Central giant cell granulomas of the jaws stromal cells harbour mutations and have osteogenic differentiation capacity, in vivo and in vitro

• Published in: Journal of oral pathology & medicine Vol. 51; no. 2; pp. 206 - 216
• Main Authors: Miguita, Lucyene, de Souza, Juliana Cristina, Bastos, Victor Coutinho, Pereira, Nubia Braga, de Freitas, Raphaela Alvarenga Braga, Guimarães, Leticia Martins, de Avelar, Gleide Fernandes, Andrade, Luciana Oliveira, Dutra, Walderez Ornelas, Nunes, Fábio Daumas, Castro, Wagner Henriques, de Lacerda, Julio Cesar Tanos, Reis, Amanda Maria Sena, Bernardes, Vanessa Fátima, Diniz, Marina Gonçalves, Gomez, Ricardo Santiago, Gomes, Carolina Cavalieri
• Format: Journal Article
• Language: English
• Published: Denmark Wiley Subscription Services, Inc 01.02.2022
• Subjects: Alkaline Phosphatase; Bone cancer; Bone growth; bone tumour; Cbfa-1 protein; CD14 antigen; Cell culture; Cell Differentiation; Cells, Cultured; Cytochemistry; Fibroblast growth factor receptor 1; Flow cytometry; Gene expression; genetics; Giant cells; Granuloma, Giant Cell - genetics; Granulomas; Humans; Jaw; Lasers; Leukocytes (mononuclear); Macrophages; Mesenchymal Stem Cells; Mesenchyme; Monocytes; Mutation; mutations; Osteocalcin; Osteogenesis; Osteogenesis - genetics; Osteoid; Osteolysis; Osteopontin; patient‐derived xenograft; Stromal Cells; Tumors; Xenografts; genetics; mutations; osteogenesis; bone tumour; patient-derived xenograft
• ISSN: 0904-2512; 1600-0714
• DOI: 10.1111/jop.13274

Background Central giant cell granulomas (CGCG) of the jaws are osteolytic lesions that may behave aggressively and respond poorly to surgery. Microscopically, in addition to giant cells, there is a mononuclear cell population composed of macrophage/monocytic cells and spindle‐shaped cells of mesenchymal origin. Seventy two percent of these tumours harbour mutually exclusive TRPV4, KRAS and FGFR1 mutations. We aimed to assess the mutational status of mononuclear and giant cells and the osteogenic potential of stromal cells in vitro and in vivo. Methods and Results We screened CGCG for signature mutations and used laser‐capture microdissection to demonstrate that the mutations are restricted to the mononuclear cells. Additionally, we established CGCG primary cell culture and observed that the cells retained the mutations throughout passages. By flow cytometry, we observed predominance of CD14−CD51−CD61− cells, consistent with the expected profile for stromal cells. Considering the mesenchymal origin of stromal cells, we assessed the osteogenic differentiation potential of CGCG cells in culture by cytochemistry (von Kossa and alizarin red staining), alkaline phosphatase (ALP) activity assay and gene expression of osteogenic markers.

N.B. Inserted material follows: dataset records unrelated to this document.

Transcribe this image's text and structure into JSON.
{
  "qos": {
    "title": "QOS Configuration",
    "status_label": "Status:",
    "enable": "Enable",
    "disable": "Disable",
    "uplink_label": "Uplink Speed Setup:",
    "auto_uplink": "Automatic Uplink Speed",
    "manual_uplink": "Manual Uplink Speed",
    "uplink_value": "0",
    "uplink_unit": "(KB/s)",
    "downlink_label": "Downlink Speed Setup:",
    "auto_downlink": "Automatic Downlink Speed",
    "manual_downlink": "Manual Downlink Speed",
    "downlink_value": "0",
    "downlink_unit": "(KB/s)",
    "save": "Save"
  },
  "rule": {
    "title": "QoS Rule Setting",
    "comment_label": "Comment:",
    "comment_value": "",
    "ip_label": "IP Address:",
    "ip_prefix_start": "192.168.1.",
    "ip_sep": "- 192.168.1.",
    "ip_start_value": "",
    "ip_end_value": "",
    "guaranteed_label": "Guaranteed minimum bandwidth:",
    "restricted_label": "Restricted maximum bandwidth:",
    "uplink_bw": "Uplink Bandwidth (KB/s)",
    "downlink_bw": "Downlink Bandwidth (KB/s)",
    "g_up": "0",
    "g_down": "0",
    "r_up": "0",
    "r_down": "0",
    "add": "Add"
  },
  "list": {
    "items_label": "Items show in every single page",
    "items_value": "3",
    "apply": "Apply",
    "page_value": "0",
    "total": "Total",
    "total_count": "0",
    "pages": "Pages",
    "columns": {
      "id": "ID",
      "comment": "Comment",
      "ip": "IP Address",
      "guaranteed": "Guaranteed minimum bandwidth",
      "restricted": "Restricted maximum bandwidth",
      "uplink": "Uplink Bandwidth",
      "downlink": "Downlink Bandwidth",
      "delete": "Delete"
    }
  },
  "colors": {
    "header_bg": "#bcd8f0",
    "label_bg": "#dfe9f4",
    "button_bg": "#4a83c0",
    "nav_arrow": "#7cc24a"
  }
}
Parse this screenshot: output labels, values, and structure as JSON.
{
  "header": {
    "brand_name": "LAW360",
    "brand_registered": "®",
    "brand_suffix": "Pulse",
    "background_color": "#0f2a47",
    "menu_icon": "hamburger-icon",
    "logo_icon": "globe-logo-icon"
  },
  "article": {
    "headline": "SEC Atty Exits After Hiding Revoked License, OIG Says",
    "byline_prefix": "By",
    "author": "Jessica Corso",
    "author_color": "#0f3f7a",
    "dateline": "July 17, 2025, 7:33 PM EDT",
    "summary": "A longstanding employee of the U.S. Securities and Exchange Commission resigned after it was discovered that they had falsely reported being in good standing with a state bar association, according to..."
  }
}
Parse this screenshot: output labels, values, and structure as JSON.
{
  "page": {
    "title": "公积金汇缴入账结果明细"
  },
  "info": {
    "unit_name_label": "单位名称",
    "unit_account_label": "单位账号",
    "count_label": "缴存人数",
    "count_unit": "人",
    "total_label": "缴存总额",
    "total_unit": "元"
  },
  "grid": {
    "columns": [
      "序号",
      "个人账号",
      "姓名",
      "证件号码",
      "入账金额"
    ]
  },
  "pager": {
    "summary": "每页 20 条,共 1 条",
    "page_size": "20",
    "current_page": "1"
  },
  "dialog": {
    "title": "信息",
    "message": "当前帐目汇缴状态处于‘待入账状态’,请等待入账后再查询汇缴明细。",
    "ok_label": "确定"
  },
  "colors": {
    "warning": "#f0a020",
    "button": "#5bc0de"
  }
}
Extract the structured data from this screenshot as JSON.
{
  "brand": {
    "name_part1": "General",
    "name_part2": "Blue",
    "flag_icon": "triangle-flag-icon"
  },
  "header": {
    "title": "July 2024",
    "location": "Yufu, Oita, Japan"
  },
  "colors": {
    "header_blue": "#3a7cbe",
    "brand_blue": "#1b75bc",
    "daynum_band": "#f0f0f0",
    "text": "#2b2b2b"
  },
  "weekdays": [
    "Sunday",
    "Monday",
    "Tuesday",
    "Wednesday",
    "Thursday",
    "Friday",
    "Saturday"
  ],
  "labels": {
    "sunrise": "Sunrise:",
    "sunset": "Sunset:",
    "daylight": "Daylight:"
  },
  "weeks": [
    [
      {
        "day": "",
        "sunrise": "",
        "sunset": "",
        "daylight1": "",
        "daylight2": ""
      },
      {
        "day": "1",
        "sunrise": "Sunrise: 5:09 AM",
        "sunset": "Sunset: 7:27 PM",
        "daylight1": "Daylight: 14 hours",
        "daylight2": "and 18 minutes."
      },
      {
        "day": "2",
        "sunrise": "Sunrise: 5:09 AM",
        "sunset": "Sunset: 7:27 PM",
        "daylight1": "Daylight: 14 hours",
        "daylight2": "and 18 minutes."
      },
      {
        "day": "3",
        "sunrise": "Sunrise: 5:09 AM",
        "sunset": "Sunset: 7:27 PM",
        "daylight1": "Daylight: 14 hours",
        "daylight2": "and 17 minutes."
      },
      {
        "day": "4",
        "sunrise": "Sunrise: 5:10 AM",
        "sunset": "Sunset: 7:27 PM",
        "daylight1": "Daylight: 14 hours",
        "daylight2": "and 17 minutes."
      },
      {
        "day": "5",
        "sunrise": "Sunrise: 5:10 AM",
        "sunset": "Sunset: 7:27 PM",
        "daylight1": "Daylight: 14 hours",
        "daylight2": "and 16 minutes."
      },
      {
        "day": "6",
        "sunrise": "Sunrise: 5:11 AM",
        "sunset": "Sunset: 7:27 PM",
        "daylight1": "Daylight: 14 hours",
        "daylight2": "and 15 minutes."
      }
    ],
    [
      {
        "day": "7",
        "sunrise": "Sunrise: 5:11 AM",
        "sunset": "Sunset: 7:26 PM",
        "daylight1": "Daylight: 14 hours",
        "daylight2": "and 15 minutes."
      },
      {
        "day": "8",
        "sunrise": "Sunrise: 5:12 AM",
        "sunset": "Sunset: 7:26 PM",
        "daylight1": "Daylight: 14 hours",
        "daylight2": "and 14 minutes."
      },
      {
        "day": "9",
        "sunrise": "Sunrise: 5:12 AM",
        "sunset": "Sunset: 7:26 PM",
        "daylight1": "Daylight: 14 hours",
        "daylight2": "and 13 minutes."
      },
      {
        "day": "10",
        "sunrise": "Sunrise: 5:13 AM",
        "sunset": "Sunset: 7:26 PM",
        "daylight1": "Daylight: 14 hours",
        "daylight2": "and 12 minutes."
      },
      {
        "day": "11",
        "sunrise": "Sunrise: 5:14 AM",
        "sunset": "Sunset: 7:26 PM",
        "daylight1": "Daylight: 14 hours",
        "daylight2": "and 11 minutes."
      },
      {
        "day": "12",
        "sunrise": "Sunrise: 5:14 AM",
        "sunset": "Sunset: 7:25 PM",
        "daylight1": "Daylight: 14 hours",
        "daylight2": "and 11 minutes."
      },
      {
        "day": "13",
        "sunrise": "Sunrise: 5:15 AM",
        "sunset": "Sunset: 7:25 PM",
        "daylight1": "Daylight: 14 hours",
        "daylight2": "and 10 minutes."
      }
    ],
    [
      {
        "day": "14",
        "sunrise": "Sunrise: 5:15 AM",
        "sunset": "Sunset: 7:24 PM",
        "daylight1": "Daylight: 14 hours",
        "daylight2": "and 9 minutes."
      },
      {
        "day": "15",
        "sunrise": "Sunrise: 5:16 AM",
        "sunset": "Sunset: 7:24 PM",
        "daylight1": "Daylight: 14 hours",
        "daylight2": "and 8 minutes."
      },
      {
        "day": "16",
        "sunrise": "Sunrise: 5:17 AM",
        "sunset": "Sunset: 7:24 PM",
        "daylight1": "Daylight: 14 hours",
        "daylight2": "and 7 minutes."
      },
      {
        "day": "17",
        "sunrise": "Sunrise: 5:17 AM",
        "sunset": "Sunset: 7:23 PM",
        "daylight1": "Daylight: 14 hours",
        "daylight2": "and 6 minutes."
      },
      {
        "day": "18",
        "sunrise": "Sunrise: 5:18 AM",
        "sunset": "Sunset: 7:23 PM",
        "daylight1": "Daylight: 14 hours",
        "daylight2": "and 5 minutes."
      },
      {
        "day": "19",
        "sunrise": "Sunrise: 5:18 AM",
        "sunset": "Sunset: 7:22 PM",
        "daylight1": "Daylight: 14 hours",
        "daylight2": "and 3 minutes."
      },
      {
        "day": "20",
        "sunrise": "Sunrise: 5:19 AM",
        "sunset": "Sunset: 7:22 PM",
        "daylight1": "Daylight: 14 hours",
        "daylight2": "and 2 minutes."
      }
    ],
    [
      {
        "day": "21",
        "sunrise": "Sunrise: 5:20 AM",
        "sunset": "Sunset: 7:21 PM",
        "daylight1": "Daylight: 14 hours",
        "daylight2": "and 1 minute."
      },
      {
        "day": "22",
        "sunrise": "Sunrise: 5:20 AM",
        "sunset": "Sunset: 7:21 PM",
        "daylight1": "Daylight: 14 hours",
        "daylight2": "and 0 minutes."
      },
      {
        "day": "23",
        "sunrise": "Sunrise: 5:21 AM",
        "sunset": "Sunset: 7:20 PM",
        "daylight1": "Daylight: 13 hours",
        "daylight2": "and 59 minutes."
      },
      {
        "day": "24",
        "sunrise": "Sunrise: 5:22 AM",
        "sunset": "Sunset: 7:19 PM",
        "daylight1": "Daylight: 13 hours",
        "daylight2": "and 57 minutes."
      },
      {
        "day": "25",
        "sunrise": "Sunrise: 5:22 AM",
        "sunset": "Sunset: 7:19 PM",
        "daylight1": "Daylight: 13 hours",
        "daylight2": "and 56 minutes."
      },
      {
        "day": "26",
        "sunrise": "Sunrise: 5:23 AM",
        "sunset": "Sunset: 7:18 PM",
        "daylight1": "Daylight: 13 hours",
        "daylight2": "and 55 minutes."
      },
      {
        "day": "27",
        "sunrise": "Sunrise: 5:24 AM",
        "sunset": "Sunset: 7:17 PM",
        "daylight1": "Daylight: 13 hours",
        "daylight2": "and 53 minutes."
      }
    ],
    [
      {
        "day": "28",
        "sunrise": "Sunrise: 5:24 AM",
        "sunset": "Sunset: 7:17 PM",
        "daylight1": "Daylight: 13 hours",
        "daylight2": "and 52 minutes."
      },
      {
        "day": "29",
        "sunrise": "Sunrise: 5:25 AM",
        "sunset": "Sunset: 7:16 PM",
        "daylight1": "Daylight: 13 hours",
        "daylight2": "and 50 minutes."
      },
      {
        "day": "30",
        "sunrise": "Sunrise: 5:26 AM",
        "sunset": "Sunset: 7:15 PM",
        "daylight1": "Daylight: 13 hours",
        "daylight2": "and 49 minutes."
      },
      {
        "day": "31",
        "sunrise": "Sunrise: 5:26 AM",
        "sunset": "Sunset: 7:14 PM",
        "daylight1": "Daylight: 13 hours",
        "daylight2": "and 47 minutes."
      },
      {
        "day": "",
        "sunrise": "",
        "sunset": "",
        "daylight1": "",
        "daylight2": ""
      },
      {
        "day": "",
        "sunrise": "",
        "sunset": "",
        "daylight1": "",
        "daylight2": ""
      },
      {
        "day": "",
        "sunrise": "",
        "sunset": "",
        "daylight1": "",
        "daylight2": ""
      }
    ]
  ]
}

CGCG cells presented self‐capacity to increase ALP levels in a time‐dependent manner and under osteogenic induction presented increasing number of calcium deposits, and overall higher expression of osteocalcin, RUNX2, ALPL and osteopontin than cells without osteogenic induction. A patient‐derived xenograft model for CGCG was established, and osteoid material deposition was observed. Conclusion Collectively, the results confirm that the signature mutations are restricted to stromal cells in CGCG, and the in vitro and in vivo results support that these cells have the capacity to differentiate into osteoblasts, in line with the bone formation often observed in the stroma of these lesions.